Dann ist da noch der Akku. 4000mAh misst dieser und soll so für lange Laufzeiten sorgen. Der Vorgänger Mate 8 konnte damit ja bereits überzeugen. Mit dem HUAWEI SuperCharge getauften Schnellladesystem soll der Akku nun auch schnell wieder befüllt sein.
Die Laufzeit braucht sich gegenüber dem Vorgänger auch nicht zu verstecken. Mein normaler Tag mit relativ starker Nutzung – unter anderem drei E-Mail-Konten und diverse Messenger die per Push Benachrichtigungen senden und hin und wieder ein kurzes Spiel – reicht nicht, um den Akku in die Knie zu zwingen. Am Ende des Tages kam ich meist auf etwa drei bis vier Stunden aktive Display-Zeit, der Akku zeigte dann noch rund 50% Restkapazität an. Die Laufzeit ist aber natürlich auch stark von der jeweiligen Nutzung abhängig, ebenso scheint es bei anderen Testern mit denen ich mich unterhalten habe noch Probleme mit der Laufzeit zu geben. Etwas Feinschliff zur Optimierung der Laufzeit ist also auch nicht Unwahrscheinlich.
Ein bislang recht unklarer Punkt sind die verbauten Lautsprecher. Oft liest man von Stereo-Lautsprechern, in der Praxis ist diese Angabe aber nicht nachvollziehbar. Auch HUAWEI erwähnt in den Produktdaten keine Stereo-Speaker. Es handelt sich eher um ein Hybrid-System aus zwei Lautsprechern. Der Haupt-Lautsprecher, der sich unten rechts befindet, sorgt für das Volumen und die Tiefen bis mittleren Töne, während die Hörmuschel als Zweitlautsprecher dient und für die Höhen sorgt und Sprache unterstützt. Das hört man sehr gut heraus, wenn man die Lautsprecher einfach abwechselnd mit einem Finger abdeckt. Akustisch sind die Lautsprecher trotzdem keine Offenbarung.
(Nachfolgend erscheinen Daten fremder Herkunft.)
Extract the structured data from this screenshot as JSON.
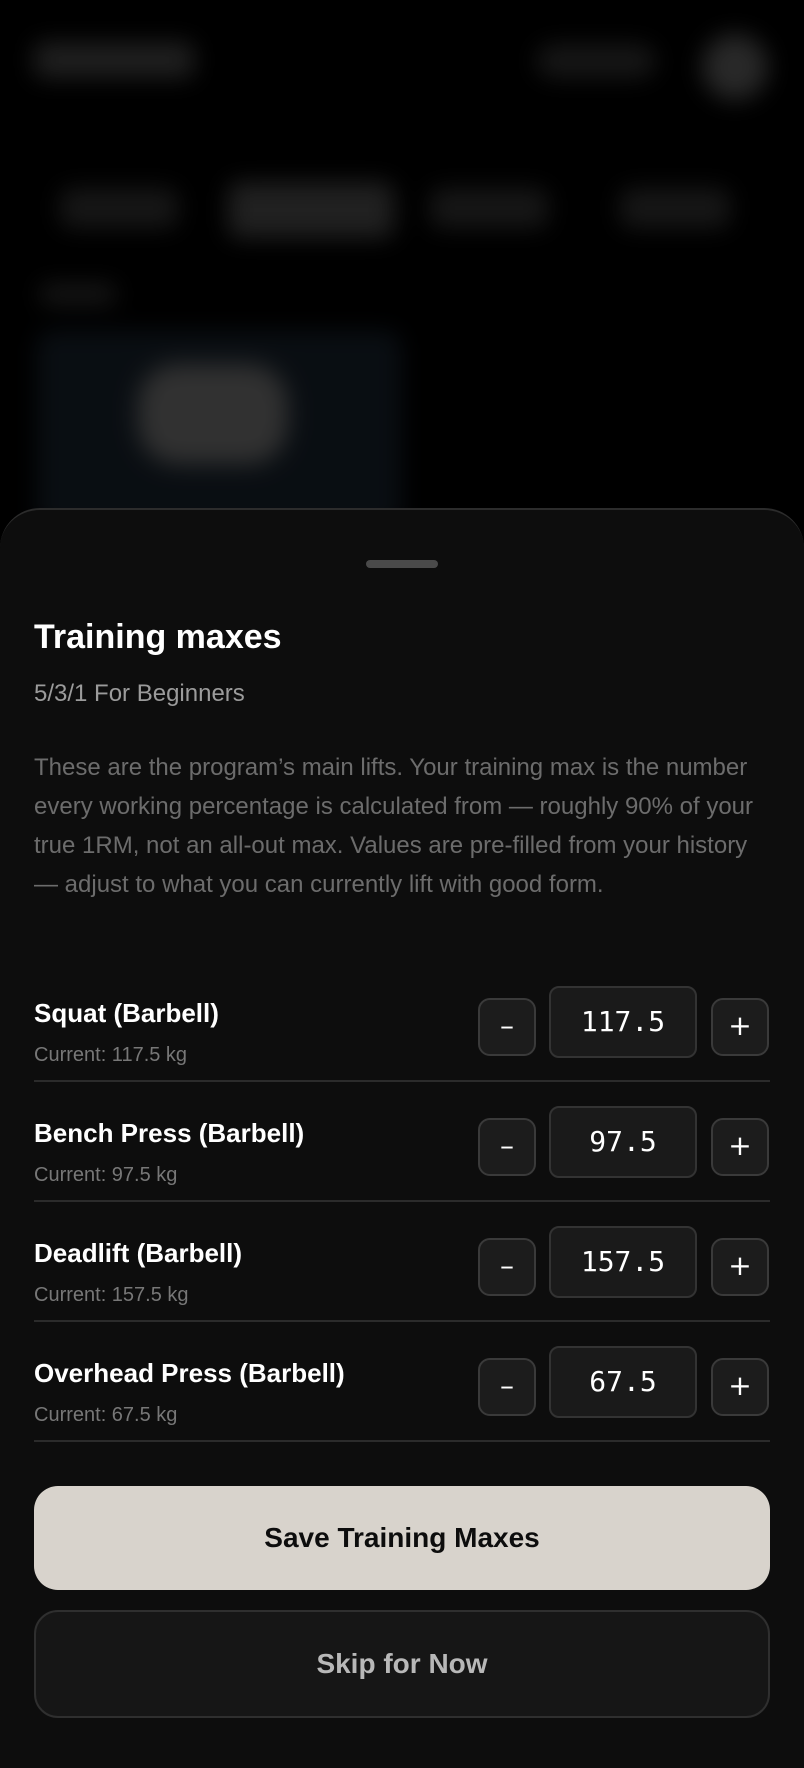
{
  "sheet": {
    "title": "Training maxes",
    "subtitle": "5/3/1 For Beginners",
    "description": "These are the program’s main lifts. Your training max is the number every working percentage is calculated from — roughly 90% of your true 1RM, not an all-out max. Values are pre-filled from your history — adjust to what you can currently lift with good form."
  },
  "lifts": [
    {
      "name": "Squat (Barbell)",
      "current": "Current: 117.5 kg",
      "value": "117.5"
    },
    {
      "name": "Bench Press (Barbell)",
      "current": "Current: 97.5 kg",
      "value": "97.5"
    },
    {
      "name": "Deadlift (Barbell)",
      "current": "Current: 157.5 kg",
      "value": "157.5"
    },
    {
      "name": "Overhead Press (Barbell)",
      "current": "Current: 67.5 kg",
      "value": "67.5"
    }
  ],
  "controls": {
    "decrement_label": "–",
    "increment_label": "+"
  },
  "actions": {
    "save_label": "Save Training Maxes",
    "skip_label": "Skip for Now"
  },
  "icons": {
    "decrement": "minus-icon",
    "increment": "plus-icon"
  }
}
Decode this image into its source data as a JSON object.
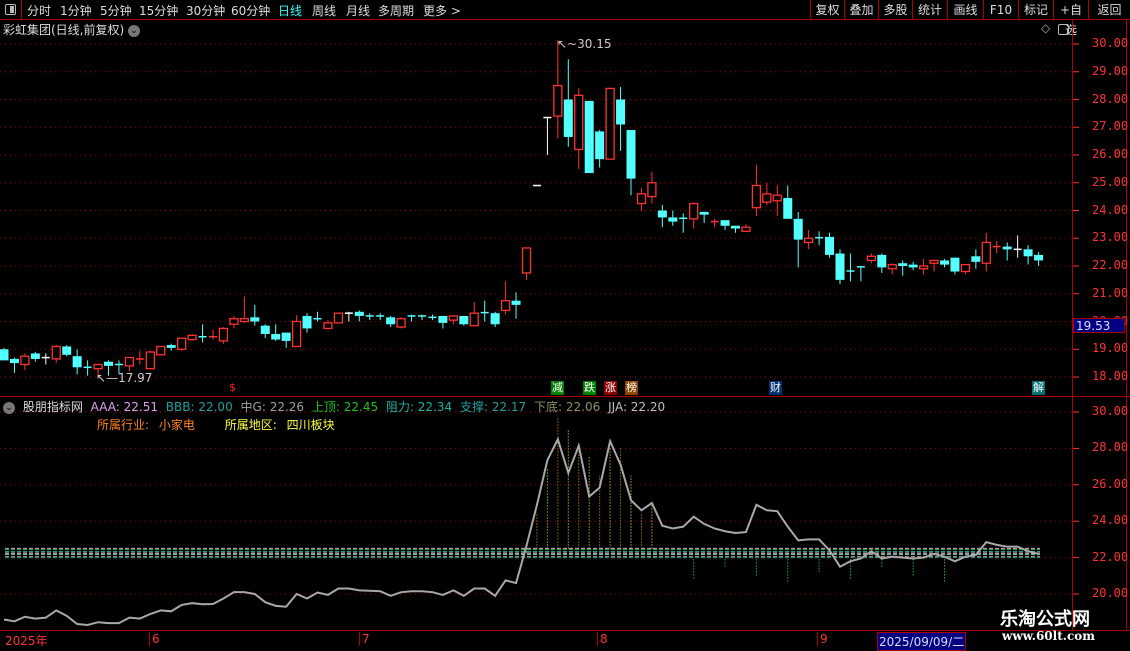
{
  "toolbar": {
    "periods": [
      "分时",
      "1分钟",
      "5分钟",
      "15分钟",
      "30分钟",
      "60分钟",
      "日线",
      "周线",
      "月线",
      "多周期",
      "更多 >"
    ],
    "active_period": "日线",
    "right_buttons": [
      "复权",
      "叠加",
      "多股",
      "统计",
      "画线",
      "F10",
      "标记",
      "+自选",
      "返回"
    ]
  },
  "chart": {
    "title": "彩虹集团(日线,前复权)",
    "price_ticks": [
      "30.00",
      "29.00",
      "28.00",
      "27.00",
      "26.00",
      "25.00",
      "24.00",
      "23.00",
      "22.00",
      "21.00",
      "20.00",
      "19.00",
      "18.00"
    ],
    "current_price_label": "19.53",
    "high_label": "30.15",
    "low_label": "17.97",
    "colors": {
      "up": "#ff3232",
      "down": "#54ffff",
      "flat": "#ffffff",
      "grid": "#a00000"
    },
    "candles": [
      [
        19.0,
        19.05,
        18.6,
        18.6
      ],
      [
        18.65,
        18.7,
        18.15,
        18.5
      ],
      [
        18.45,
        18.85,
        18.25,
        18.75
      ],
      [
        18.85,
        18.9,
        18.55,
        18.65
      ],
      [
        18.7,
        18.85,
        18.45,
        18.7
      ],
      [
        18.65,
        19.15,
        18.5,
        19.1
      ],
      [
        19.1,
        19.15,
        18.75,
        18.8
      ],
      [
        18.75,
        19.0,
        18.1,
        18.35
      ],
      [
        18.35,
        18.6,
        18.05,
        18.3
      ],
      [
        18.3,
        18.45,
        17.97,
        18.45
      ],
      [
        18.55,
        18.6,
        18.05,
        18.4
      ],
      [
        18.45,
        18.6,
        18.1,
        18.4
      ],
      [
        18.4,
        18.7,
        18.2,
        18.7
      ],
      [
        18.6,
        18.95,
        18.45,
        18.65
      ],
      [
        18.3,
        18.95,
        18.3,
        18.9
      ],
      [
        18.8,
        19.1,
        18.8,
        19.1
      ],
      [
        19.15,
        19.2,
        18.95,
        19.05
      ],
      [
        19.0,
        19.4,
        18.95,
        19.4
      ],
      [
        19.35,
        19.55,
        19.3,
        19.5
      ],
      [
        19.45,
        19.9,
        19.25,
        19.44
      ],
      [
        19.4,
        19.7,
        19.35,
        19.45
      ],
      [
        19.3,
        19.8,
        19.2,
        19.75
      ],
      [
        19.9,
        20.2,
        19.75,
        20.1
      ],
      [
        20.0,
        20.9,
        19.95,
        20.1
      ],
      [
        20.15,
        20.6,
        19.85,
        20.0
      ],
      [
        19.85,
        19.9,
        19.4,
        19.55
      ],
      [
        19.55,
        19.9,
        19.3,
        19.35
      ],
      [
        19.6,
        19.6,
        19.05,
        19.3
      ],
      [
        19.1,
        20.23,
        19.1,
        20.0
      ],
      [
        20.2,
        20.3,
        19.6,
        19.75
      ],
      [
        20.1,
        20.35,
        20.0,
        20.08
      ],
      [
        19.75,
        20.05,
        19.7,
        19.95
      ],
      [
        19.95,
        20.3,
        19.95,
        20.3
      ],
      [
        20.3,
        20.35,
        20.0,
        20.3
      ],
      [
        20.35,
        20.4,
        20.0,
        20.2
      ],
      [
        20.2,
        20.3,
        20.05,
        20.18
      ],
      [
        20.2,
        20.3,
        20.05,
        20.15
      ],
      [
        20.15,
        20.2,
        19.8,
        19.9
      ],
      [
        19.8,
        20.15,
        19.75,
        20.1
      ],
      [
        20.2,
        20.25,
        20.0,
        20.15
      ],
      [
        20.2,
        20.25,
        20.05,
        20.15
      ],
      [
        20.15,
        20.25,
        20.05,
        20.1
      ],
      [
        20.2,
        20.2,
        19.75,
        19.95
      ],
      [
        20.05,
        20.2,
        19.9,
        20.2
      ],
      [
        20.2,
        20.2,
        19.85,
        19.9
      ],
      [
        19.85,
        20.7,
        19.85,
        20.3
      ],
      [
        20.32,
        20.75,
        20.0,
        20.3
      ],
      [
        20.3,
        20.35,
        19.8,
        19.9
      ],
      [
        20.4,
        21.45,
        20.25,
        20.75
      ],
      [
        20.75,
        21.05,
        20.1,
        20.6
      ],
      [
        21.75,
        22.65,
        21.5,
        22.65
      ],
      [
        24.9,
        24.9,
        24.9,
        24.9
      ],
      [
        27.35,
        27.35,
        26.0,
        27.35
      ],
      [
        27.4,
        30.15,
        26.6,
        28.5
      ],
      [
        28.0,
        29.45,
        26.3,
        26.65
      ],
      [
        26.2,
        28.4,
        25.5,
        28.15
      ],
      [
        27.95,
        27.95,
        25.35,
        25.35
      ],
      [
        26.85,
        26.9,
        25.55,
        25.85
      ],
      [
        25.85,
        28.4,
        25.85,
        28.4
      ],
      [
        28.0,
        28.45,
        26.15,
        27.1
      ],
      [
        26.9,
        26.9,
        24.55,
        25.15
      ],
      [
        24.25,
        24.8,
        24.0,
        24.6
      ],
      [
        24.5,
        25.4,
        24.25,
        25.0
      ],
      [
        24.0,
        24.2,
        23.4,
        23.75
      ],
      [
        23.75,
        24.0,
        23.45,
        23.6
      ],
      [
        23.72,
        23.9,
        23.2,
        23.7
      ],
      [
        23.7,
        24.3,
        23.35,
        24.25
      ],
      [
        23.95,
        23.95,
        23.55,
        23.85
      ],
      [
        23.58,
        23.7,
        23.4,
        23.6
      ],
      [
        23.65,
        23.65,
        23.3,
        23.45
      ],
      [
        23.45,
        23.45,
        23.2,
        23.35
      ],
      [
        23.25,
        23.5,
        23.25,
        23.4
      ],
      [
        24.1,
        25.65,
        23.8,
        24.9
      ],
      [
        24.3,
        25.0,
        24.2,
        24.6
      ],
      [
        24.35,
        24.9,
        23.8,
        24.55
      ],
      [
        24.45,
        24.9,
        23.7,
        23.7
      ],
      [
        23.7,
        23.95,
        21.95,
        22.95
      ],
      [
        22.85,
        23.3,
        22.6,
        23.0
      ],
      [
        23.02,
        23.25,
        22.75,
        23.0
      ],
      [
        23.05,
        23.2,
        22.3,
        22.4
      ],
      [
        22.45,
        22.6,
        21.35,
        21.5
      ],
      [
        21.82,
        22.45,
        21.45,
        21.8
      ],
      [
        21.97,
        21.97,
        21.45,
        21.95
      ],
      [
        22.2,
        22.45,
        22.1,
        22.35
      ],
      [
        22.4,
        22.45,
        21.75,
        21.95
      ],
      [
        21.9,
        22.1,
        21.7,
        22.05
      ],
      [
        22.1,
        22.2,
        21.65,
        22.0
      ],
      [
        22.05,
        22.15,
        21.85,
        21.95
      ],
      [
        21.9,
        22.25,
        21.7,
        22.0
      ],
      [
        22.1,
        22.2,
        21.8,
        22.2
      ],
      [
        22.2,
        22.25,
        21.95,
        22.05
      ],
      [
        22.3,
        22.3,
        21.7,
        21.8
      ],
      [
        21.8,
        22.05,
        21.7,
        22.05
      ],
      [
        22.35,
        22.6,
        21.9,
        22.15
      ],
      [
        22.1,
        23.2,
        21.8,
        22.85
      ],
      [
        22.65,
        22.9,
        22.45,
        22.7
      ],
      [
        22.7,
        22.85,
        22.2,
        22.6
      ],
      [
        22.6,
        23.1,
        22.3,
        22.6
      ],
      [
        22.6,
        22.75,
        22.05,
        22.35
      ],
      [
        22.4,
        22.5,
        22.0,
        22.2
      ]
    ],
    "markers": [
      {
        "text": "$",
        "color": "#ff2020",
        "bg": "transparent"
      },
      {
        "text": "减",
        "color": "#fff",
        "bg": "#008000"
      },
      {
        "text": "跌",
        "color": "#fff",
        "bg": "#008000"
      },
      {
        "text": "涨",
        "color": "#fff",
        "bg": "#8b0000"
      },
      {
        "text": "榜",
        "color": "#fff",
        "bg": "#8b4500"
      },
      {
        "text": "财",
        "color": "#fff",
        "bg": "#003070"
      },
      {
        "text": "解",
        "color": "#fff",
        "bg": "#007070"
      }
    ]
  },
  "indicator": {
    "name": "股朋指标网",
    "values": [
      {
        "label": "AAA: 22.51",
        "color": "#e0a0f0",
        "value": 22.51
      },
      {
        "label": "BBB: 22.00",
        "color": "#20a0a0",
        "value": 22.0
      },
      {
        "label": "中G: 22.26",
        "color": "#a0a0a0",
        "value": 22.26
      },
      {
        "label": "上顶: 22.45",
        "color": "#20c020",
        "value": 22.45
      },
      {
        "label": "阻力: 22.34",
        "color": "#20b0a0",
        "value": 22.34
      },
      {
        "label": "支撑: 22.17",
        "color": "#20a0a0",
        "value": 22.17
      },
      {
        "label": "下底: 22.06",
        "color": "#909060",
        "value": 22.06
      },
      {
        "label": "JJA: 22.20",
        "color": "#c0c0c0",
        "value": 22.2
      }
    ],
    "industry_label": "所属行业:",
    "industry": "小家电",
    "region_label": "所属地区:",
    "region": "四川板块",
    "ticks": [
      "30.00",
      "28.00",
      "26.00",
      "24.00",
      "22.00",
      "20.00"
    ]
  },
  "dates": {
    "labels": [
      "2025年",
      "6",
      "7",
      "8",
      "9"
    ],
    "current": "2025/09/09/二"
  },
  "watermark": {
    "name": "乐淘公式网",
    "url": "www.60lt.com"
  }
}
Um kurz ein Video zu gucken oder per Lautsprecher zu Telefonieren reicht es, Musik darüber zu hören ist aber maximal als Notlösung tauglich.
Zusammengefasst macht das Mate 9 wirklich Spaß. Es ist schnell, das Dual-Kamera-Konzept geht für mich voll auf und es liegt sehr gut in der Hand. Hardwareseitig hat HUAWEI hier nahezu alles richtig gemacht. Bessere Lautsprecher und Audio-Hardware generell wäre wünschenswert gewesen, ebenso, dass HUAWEI auf USB 3.1 statt 2.0 setzt, das wars aber auch schon. Echte Kritikpunkte an der Software sind im Moment allerdings noch schwer als solche zu definieren: Die Software der Testgeräte ist noch nicht Final, sodass es noch einige kleinere Fehler gibt, die bis zum Marktstart behoben sein sollen. Erst danach ist ein abschließendes Urteil über das Gerät und die Software möglich.